As normas que regem o Fundo de Garantia do Tempo de Serviço (FGTS) estão em análise no Supremo Tribunal Federal (STF) e a última decisão foi a de adiar por 90 dias qualquer alteração nas regras. O adiamento é sensato, permitindo rememorar a história de um instrumento crucial para a estabilidade social e a oferta de habitação para milhões de famílias brasileiras.
Com as regras vigentes, o FGTS viabiliza, por meio de taxas financiamento mais baixas aos compradores, acesso à moradia digna às famílias de baixa renda. Isso seria inviável em caso de aumento da remuneração paga aos cotistas do Fundo. O que se pretende a título de justiça social pode, na verdade, ser um grave equívoco, inviabilizando um reconhecido e eficaz programa de governo brasileiro, que tem como objetivo combater o déficit habitacional de 7,8 milhões de famílias, além de impulsionar a atividade econômica.

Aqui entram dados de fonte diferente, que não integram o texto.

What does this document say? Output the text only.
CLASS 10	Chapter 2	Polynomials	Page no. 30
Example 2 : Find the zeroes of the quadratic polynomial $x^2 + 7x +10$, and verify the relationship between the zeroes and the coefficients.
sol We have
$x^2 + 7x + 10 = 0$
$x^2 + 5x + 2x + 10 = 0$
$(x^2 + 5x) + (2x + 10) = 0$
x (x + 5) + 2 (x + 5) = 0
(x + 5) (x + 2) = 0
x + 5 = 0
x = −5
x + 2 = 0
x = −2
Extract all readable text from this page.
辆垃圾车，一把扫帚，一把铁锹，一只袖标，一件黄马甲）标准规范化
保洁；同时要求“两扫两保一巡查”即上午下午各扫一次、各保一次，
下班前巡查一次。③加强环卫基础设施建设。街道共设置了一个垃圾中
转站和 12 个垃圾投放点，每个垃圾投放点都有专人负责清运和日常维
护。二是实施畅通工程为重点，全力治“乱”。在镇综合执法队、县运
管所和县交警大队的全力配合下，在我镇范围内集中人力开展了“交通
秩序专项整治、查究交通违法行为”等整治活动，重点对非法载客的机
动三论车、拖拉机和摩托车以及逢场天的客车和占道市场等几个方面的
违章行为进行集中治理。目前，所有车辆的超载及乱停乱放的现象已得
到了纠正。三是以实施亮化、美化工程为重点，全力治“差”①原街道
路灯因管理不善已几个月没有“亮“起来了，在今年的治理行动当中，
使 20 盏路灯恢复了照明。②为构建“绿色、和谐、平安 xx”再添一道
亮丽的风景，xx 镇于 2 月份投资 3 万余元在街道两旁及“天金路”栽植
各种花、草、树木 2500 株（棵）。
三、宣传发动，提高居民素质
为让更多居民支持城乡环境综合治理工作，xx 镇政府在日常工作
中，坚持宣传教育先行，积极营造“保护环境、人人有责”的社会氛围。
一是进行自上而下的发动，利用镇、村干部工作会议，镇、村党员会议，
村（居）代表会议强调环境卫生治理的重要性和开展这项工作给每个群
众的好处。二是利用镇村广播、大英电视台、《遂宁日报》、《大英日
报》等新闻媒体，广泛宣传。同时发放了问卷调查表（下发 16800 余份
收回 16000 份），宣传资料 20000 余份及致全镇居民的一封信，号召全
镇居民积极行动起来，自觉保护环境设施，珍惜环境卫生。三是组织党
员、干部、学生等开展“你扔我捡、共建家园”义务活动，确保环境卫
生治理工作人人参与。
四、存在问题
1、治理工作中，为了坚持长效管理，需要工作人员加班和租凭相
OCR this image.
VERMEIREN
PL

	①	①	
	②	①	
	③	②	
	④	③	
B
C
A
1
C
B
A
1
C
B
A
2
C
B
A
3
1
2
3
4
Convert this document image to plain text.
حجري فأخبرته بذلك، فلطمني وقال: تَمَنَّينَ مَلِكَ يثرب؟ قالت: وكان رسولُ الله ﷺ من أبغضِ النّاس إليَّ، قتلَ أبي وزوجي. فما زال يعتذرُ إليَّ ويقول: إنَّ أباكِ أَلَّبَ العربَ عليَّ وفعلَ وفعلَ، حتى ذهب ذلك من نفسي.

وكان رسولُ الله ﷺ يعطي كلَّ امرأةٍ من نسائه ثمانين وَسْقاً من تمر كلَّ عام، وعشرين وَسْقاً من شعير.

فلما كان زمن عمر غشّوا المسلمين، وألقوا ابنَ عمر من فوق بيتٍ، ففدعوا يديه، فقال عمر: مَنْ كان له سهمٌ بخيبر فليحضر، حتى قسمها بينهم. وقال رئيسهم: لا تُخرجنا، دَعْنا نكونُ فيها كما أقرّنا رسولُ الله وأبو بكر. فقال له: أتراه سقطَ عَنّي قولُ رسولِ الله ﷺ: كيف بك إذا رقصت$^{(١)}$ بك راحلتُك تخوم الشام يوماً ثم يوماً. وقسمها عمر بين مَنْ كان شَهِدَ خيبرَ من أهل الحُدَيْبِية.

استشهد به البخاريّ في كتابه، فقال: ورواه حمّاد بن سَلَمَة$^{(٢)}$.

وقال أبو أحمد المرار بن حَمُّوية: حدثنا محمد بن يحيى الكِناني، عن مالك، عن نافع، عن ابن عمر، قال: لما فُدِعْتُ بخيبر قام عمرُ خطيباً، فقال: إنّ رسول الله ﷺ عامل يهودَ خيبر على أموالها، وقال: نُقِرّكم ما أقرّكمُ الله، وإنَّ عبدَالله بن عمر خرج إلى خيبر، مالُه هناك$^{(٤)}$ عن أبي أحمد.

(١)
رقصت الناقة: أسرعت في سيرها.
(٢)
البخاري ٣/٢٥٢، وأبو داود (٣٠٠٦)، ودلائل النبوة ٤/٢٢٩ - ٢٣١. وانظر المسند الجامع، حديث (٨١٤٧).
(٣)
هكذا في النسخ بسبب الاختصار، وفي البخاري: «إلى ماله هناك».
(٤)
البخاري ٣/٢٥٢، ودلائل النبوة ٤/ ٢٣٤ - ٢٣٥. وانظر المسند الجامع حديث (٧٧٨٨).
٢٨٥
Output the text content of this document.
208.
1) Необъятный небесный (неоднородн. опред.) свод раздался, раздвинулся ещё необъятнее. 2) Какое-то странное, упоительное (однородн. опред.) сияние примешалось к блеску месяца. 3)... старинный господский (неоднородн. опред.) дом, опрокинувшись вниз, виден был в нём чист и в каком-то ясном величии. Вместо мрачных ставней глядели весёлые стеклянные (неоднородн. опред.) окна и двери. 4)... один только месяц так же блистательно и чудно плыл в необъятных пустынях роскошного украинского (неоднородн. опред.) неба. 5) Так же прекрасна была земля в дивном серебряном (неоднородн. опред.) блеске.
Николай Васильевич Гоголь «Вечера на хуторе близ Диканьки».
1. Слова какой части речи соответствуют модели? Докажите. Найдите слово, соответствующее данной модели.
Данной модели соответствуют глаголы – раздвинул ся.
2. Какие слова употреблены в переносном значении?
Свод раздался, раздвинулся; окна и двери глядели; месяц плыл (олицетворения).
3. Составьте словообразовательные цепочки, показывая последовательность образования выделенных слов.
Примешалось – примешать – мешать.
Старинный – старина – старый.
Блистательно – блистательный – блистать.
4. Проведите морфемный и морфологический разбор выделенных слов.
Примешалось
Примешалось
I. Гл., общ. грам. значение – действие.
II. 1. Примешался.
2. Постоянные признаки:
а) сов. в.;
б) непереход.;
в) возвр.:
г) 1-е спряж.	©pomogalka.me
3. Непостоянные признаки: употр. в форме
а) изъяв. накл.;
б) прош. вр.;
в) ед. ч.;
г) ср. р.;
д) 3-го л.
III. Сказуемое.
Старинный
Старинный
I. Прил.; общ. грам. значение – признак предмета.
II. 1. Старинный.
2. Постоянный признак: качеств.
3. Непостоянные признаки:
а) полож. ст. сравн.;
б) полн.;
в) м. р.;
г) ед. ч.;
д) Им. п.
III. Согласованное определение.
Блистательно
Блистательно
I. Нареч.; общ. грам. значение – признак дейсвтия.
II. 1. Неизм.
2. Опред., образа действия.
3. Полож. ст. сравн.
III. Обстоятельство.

De 2009 até o ano passado, o programa Minha Casa Minha Vida (MCMV) permitiu a produção de 2,5 milhões de moradias. Em média, cerca de 350 mil famílias foram beneficiadas a cada ano e foi possível a geração de 2,7 milhões de empregos, entre diretos e indiretos. Os números retratam um enorme êxito, com vastas implicações. A construção civil contribuiu para a redução do desemprego formal, hoje constatada nas estatísticas da Pnad Contínua do IBGE.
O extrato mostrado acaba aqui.